An Arrival-Departure Record, bearing petitioner's name, which petitioner admitted related to her, shows not only her admission at Honolulu, Hawaii on January 5, 1965 to remain until January 5, 1966, but also an extension to December 21, 1966, at Newark, New Jersey. Petitioner also signed another Form DSP-66 on January 4, 1965 indicating she desired to remain in the United States for a maximum stay of twelve months at Columbus Hospital in Chicago, Illinois, for a 'course in nurse training' again using the same wording as the description provided by the hospital. This document was endorsed by the Immigration and Naturalization Service at Newark, New Jersey, to show extension of petitioner's stay.

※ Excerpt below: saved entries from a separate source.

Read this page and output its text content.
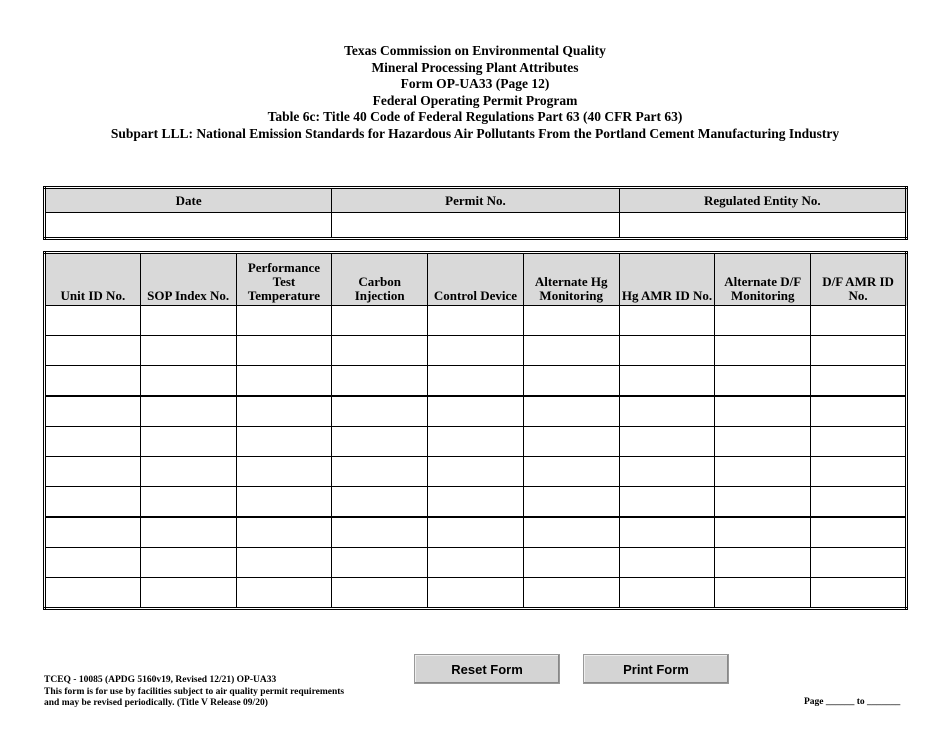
Texas Commission on Environmental Quality
Mineral Processing Plant Attributes
Form OP-UA33 (Page 12)
Federal Operating Permit Program
Table 6c: Title 40 Code of Federal Regulations Part 63 (40 CFR Part 63)
Subpart LLL: National Emission Standards for Hazardous Air Pollutants From the Portland Cement Manufacturing Industry
Date	Permit No.	Regulated Entity No.

Unit ID No.	SOP Index No.	Performance Test Temperature	Carbon Injection	Control Device	Alternate Hg Monitoring	Hg AMR ID No.	Alternate D/F Monitoring	D/F AMR ID No.

Reset Form	Print Form
TCEQ - 10085 (APDG 5160v19, Revised 12/21) OP-UA33
This form is for use by facilities subject to air quality permit requirements
and may be revised periodically. (Title V Release 09/20)	Page ______ to _______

If a fraud has occurred, it appears that petitioner was a party to it. She was surely aware that she had been admitted to this country in connection with a specific Exchange Visitor Program at St. Barnabas Medical Center and that her stay had been extended when she was allowed to transfer to another specific Exchange Visitor Program at Columbus Hospital. If petitioner is correct in her assertions that experience in the practice of her profession under such supervision as was provided in these two hospitals did not qualify as the training specified in the two Forms DSP-66 signed by the petitioner as well as the hospitals, then she has remained in the United States for more than two years under false pretenses. We do not mean to offer censure of petitioner's failure to take any steps to remedy a situation of which she now says she did not approve. Nevertheless we cannot agree that her status was thereby changed from that of an Exchange Visitor.


The petition for review is dismissed.